Deux semaines plus tard seulement, lorsque les organismes humanitaires ont constaté les dégâts, l'ampleur de la catastrophe a révélé une destruction massive des biens et des moyens de subsistance. Les gens ont perdu leur bétail ; lest activités de pêche et d'agriculture ont été interrompues, les puits inondés, les maisons détruites et quelque 42 000 personnes déplacées.

Pour beaucoup, ce n'était pas la première fois qu'ils ont dû fuir leur maison en raison des risques naturels, aggravés par les changements climatiques. Kalson, une Éthiopienne de 40 ans, mère célibataire de 13 enfants, sait trop bien ce que cela signifie de dépendre du climat pour survivre.

Originaire de Kelafo, une ville rurale de la région éthiopienne de Somali, Kalson avait l'habitude de produire suffisamment de nourriture dans sa petite ferme pour nourrir sa grande famille. Mais il y a six ans, en proie à une pénurie d'eau persistante et à des violences entre clans, elle n'a eu d'autre choix que de partir. 

Consultation des communautés pour décider des articles ménagers dont elles ont besoin. Photo : OIM

« Mes proches m'ont encouragée à venir à Bossaso - ils m'ont dit que c'était beaucoup plus stable et qu'il y avait un marché où je pouvais trouver du travail pour nourrir mes enfants », explique-t-elle.

Après cinq jours de marche à travers des terres accidentées - un dangereux périple au cours duquel de nombreuses personnes seraient mortes de faim ou déchiquetées par des animaux sauvages - Kalson est arrivée dans l’installation informelle de Biyo Kulel à Bossaso avec ses enfants.

« Nous sommes arrivés sans rien », se souvient-elle. « Nous n'avons pas réussi à trouver le travail stable dont on m'avait parlé. Parfois, nous parvenons à trouver un travail de courte durée pour ramener à la maison une journée de salaire. » Kalson et ses 13 enfants dépendent désormais des bienfaiteurs qui leur donnent « la monnaie qu'il leur reste ».

Le nombre de personnes qui, comme Kalson, seront contraintes de se déplacer en raison de phénomènes météorologiques extrêmes devrait être plus fréquent et plus élevé au cours des prochaines décennies. Selon le Centre de surveillance des déplacements internes, près de 25 millions de personnes ont été déplacées de force en 2019 en raison de catastrophes naturelles, contre environ 8,6 millions de personnes déplacées par des conflits et la violence.

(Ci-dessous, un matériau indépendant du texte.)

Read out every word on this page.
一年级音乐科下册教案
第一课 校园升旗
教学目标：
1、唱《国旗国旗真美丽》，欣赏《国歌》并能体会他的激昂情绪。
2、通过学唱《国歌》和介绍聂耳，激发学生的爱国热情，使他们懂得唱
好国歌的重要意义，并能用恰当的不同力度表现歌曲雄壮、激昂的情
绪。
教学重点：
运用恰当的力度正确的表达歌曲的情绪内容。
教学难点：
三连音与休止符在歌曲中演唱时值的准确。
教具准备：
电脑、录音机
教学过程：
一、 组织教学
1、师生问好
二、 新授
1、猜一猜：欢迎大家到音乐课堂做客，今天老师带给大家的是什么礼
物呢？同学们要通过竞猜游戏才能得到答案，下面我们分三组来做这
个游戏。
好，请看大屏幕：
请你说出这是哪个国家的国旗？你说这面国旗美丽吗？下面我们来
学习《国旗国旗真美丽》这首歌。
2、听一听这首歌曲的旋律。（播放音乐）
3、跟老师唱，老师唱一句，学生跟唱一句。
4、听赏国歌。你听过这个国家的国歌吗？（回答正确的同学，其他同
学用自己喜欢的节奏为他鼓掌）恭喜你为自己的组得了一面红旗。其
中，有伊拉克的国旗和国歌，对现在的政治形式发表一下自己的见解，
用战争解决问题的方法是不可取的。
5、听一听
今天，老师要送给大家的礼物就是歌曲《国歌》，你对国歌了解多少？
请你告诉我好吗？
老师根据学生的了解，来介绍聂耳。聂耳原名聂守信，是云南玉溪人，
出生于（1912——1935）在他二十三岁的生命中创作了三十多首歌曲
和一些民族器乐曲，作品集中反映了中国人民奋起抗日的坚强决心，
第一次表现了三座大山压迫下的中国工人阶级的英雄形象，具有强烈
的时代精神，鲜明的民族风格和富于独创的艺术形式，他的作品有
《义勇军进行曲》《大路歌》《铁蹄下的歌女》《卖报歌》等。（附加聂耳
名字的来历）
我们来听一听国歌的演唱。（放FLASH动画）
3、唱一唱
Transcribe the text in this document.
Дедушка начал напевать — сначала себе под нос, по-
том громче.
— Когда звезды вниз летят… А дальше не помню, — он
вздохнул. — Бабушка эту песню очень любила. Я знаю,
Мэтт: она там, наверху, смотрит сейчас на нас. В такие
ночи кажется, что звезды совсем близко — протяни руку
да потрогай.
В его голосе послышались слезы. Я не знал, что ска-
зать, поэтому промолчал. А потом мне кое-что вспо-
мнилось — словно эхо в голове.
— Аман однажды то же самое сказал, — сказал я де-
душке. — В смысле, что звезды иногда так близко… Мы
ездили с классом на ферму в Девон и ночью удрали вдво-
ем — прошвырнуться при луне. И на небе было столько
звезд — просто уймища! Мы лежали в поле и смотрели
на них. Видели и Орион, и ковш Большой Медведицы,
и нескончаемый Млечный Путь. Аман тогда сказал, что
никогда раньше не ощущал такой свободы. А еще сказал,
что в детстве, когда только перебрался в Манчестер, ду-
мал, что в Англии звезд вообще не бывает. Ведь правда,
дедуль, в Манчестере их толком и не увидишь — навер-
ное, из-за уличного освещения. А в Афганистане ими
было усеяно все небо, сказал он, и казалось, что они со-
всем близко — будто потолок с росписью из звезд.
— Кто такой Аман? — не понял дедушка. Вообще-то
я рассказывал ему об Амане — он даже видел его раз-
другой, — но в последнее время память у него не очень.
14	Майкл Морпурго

En 2018, plus de 160 États membres des Nations Unies ont approuvé le Pacte mondial pour des migrations sûres, ordonnées et régulières, qui met l'accent sur le rôle des changements climatiques en tant que moteur de la migration forcée, et ont pris l'engagement de collaborer à la fois avec les migrants et les États pour réduire les risques tout en protégeant et en préservant la dignité humaine des migrants.

Sécheresse en 2018. Photo : OIM/Muse Mohamed

Quand le climat se retourne contre nous 

L'histoire de Kalson reflète la situation de milliers d'autres personnes vivant dans des campements informels en Somalie. Ils viennent de toute la région, fuyant des années de mauvaises récoltes et de conflits pour tenter leur chance dans la ville portuaire, célèbre pour ses exportations de bétail vers le Moyen-Orient, et principale porte d'entrée des migrants qui se dirigent vers le Golfe. 

L'Organisation internationale pour les migrations (OIM) estime à plus de 100 000 le nombre de migrants et de personnes déplacées à Bossaso, contraints de vivre sans eau, nourriture ou abri adéquats. Le cyclone n'a fait qu'aggraver la situation, balayant le peu qu'ils avaient. 

« Nous n'avions rien pour dormir, rien pour cuisiner, rien pour aller chercher de l'eau, rien pour nous habiller », se souvient Amina, une autre migrante éthiopienne de Kelafo, à propos des ravages causés par le cyclone. « L'inondation a détruit nos buuls (abris de fortune en somali) et nous avons perdu tout ce que nous possédions ». Pour certaines familles, il s'agissait notamment d'outils qui leur permettaient de gagner leur vie. 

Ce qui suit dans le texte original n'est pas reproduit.